Because of this, although it functions like a mutex, it's not what we consider a "mutex".

Mutex

A mutex can be thought of as building on top of an atomic spin lock (although it's not typically implemented as such, since they typically are implemented with support of the operating system and/or hardware).

In essence, a mutex is a step above atomic spin locks because it has a queue of waiting threads. This allows it to be "fair" because the order of lock acquisition is (more or less) the same as the order of locking attempts.

If you've noticed, if you run sizeof(std::mutex) it might be a bit larger than you might expect. On my platform it's 40 bytes. That extra space is used to hold state information, notably including some way of accessing a lock queue for each individual mutex.

When you try to lock a mutex, it performs some low-level thread-safety operation to have thread-safe access to the mutex's status information (e.g. atomic spin lock), checks the state of the mutex, adds your thread to the lock queue, and (typically) puts your thread to sleep while you wait so you don't burn precious CPU time. The low-level thread-safety operation (e.g. the atomic spin lock) is atomically released at the same time the thread goes to sleep (this is typically where OS or hardware support is necessary to be efficient).

Unlocking is performed by performing a low-level thread-safe operation (e.g. atomic spin lock), popping the next waiting thread from the queue, and waking it up. The thread that has been awoken now "owns" the lock. Rinse wash and repeat.

Shared Mutex

A shared mutex takes this concept a step further. It can be owned by a single thread for read/write permissions (like a normal mutex), or by multiple threads for read-only permissions (semantically, anyway - it's up to the programmer to ensure it's safe).

Thus, in addition to the unique ownership queue (like a normal mutex) it also has a shared ownership state. The shared ownership state could be simply a count of the number of threads that currently have shared ownership. If you inspect sizeof(std::shared_mutex) you'll find it's typically even larger than std::mutex. On my system, for instance, it's 56 bytes.
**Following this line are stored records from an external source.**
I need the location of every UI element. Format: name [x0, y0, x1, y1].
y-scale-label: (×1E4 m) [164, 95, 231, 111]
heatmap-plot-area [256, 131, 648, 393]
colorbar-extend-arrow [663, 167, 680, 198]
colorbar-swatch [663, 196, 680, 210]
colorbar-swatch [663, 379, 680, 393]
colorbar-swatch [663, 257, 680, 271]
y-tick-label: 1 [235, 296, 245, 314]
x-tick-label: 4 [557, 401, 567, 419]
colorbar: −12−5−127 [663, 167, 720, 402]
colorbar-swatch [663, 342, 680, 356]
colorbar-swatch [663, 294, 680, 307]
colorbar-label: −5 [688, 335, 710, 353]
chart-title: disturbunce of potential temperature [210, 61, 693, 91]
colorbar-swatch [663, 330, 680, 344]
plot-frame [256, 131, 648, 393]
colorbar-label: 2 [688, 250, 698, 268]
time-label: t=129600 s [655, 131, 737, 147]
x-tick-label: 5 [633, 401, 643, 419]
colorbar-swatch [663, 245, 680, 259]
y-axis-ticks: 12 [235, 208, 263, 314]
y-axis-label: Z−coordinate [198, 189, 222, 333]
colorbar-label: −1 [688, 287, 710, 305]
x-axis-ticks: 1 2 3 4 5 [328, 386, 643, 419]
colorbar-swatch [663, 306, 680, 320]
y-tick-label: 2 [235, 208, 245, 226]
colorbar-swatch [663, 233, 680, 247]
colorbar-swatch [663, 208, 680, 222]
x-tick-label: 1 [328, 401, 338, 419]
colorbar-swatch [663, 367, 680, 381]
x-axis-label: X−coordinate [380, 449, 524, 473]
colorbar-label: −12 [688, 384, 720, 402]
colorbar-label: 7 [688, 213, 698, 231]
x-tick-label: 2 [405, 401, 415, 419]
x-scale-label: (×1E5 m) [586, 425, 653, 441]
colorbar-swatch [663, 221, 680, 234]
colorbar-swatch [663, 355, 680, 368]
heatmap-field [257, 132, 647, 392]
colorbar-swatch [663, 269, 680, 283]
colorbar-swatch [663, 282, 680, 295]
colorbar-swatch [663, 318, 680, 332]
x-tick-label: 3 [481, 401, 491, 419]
So when you go to lock a shared mutex, it has to do everything a normal mutex does, but additionally has to verify some other stuff. For instance, if you're trying to lock uniquely it must verify that there are no shared owners. And when you're trying to lock sharingly it must verify that there are no unique owners.
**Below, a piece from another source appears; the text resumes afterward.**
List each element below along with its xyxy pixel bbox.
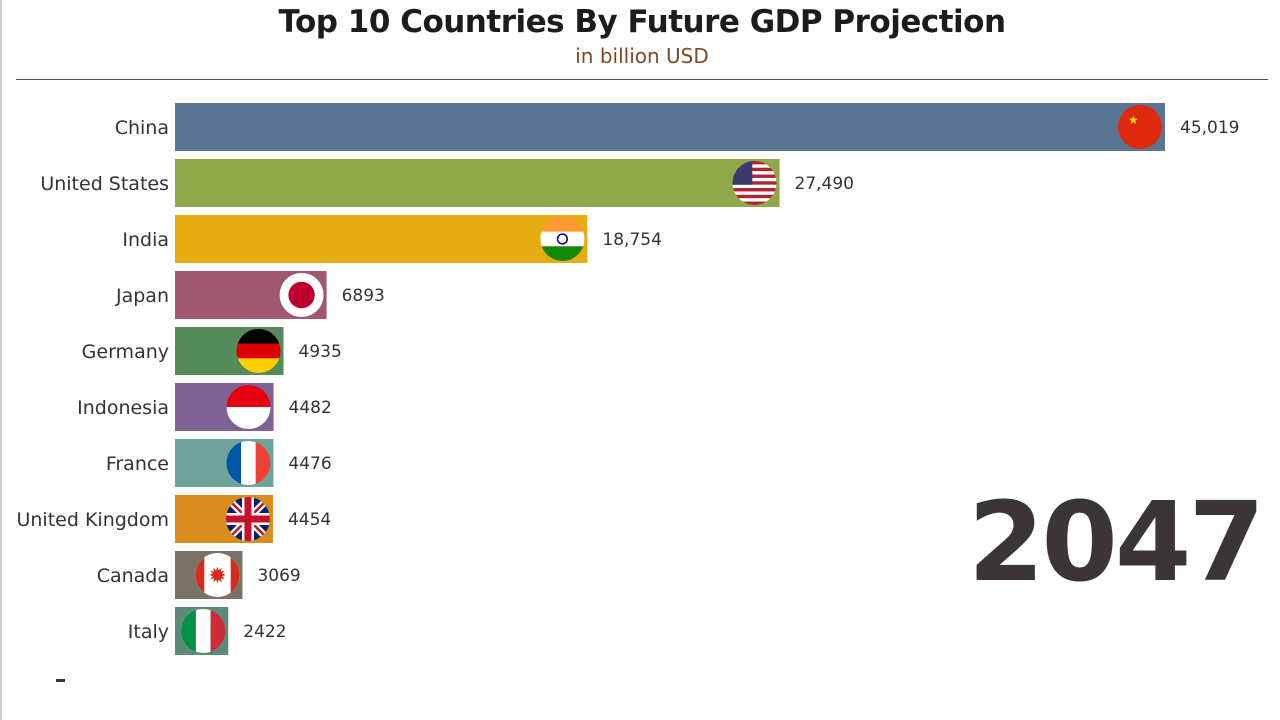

Because we typically want mutexes to be "fair", once a unique locker is in the queue, future sharing lock attempts must queue instead of acquiring the lock, even though it might currently be under sharing (i.e. non-unique) lock by several threads. This is to ensure shared owners don't "bully" a thread that wants unique ownership.

But this also goes the other way: the queuing logic must ensure a shared locker is never placed into an empty queue during shared ownership (because it should immediately succeed and be another shared owner).

Additionally, if there's a unique locker, followed by a shared locker, followed by a unique locker, it must (roughly) guarantee that acquisition order. So each entry in the lock queue also needs a flag denoting its purpose (i.e. shared vs. unique).

And then we think of the wake-up logic. When you unlock a shared mutex, the logic differs depending on the current ownership type of the mutex. If the unlocking thread has unique ownership or is the last shared owner it might have to wake up some thread(s) from the queue. It will either wake up all threads at the front of the queue who are requesting shared ownership, or a single thread at the front of the queue requesting unique ownership.

As you can imagine, all of this extra logic for who's locking for what reasons and how it changes depending not only on the current owners but also on the contents of the queue makes this potentially quite a bit slower. The hope is that you read significantly more frequent than you write, and thus you can have many sharing owners running concurrently, which mitigates the performance hit of coordinating all of that.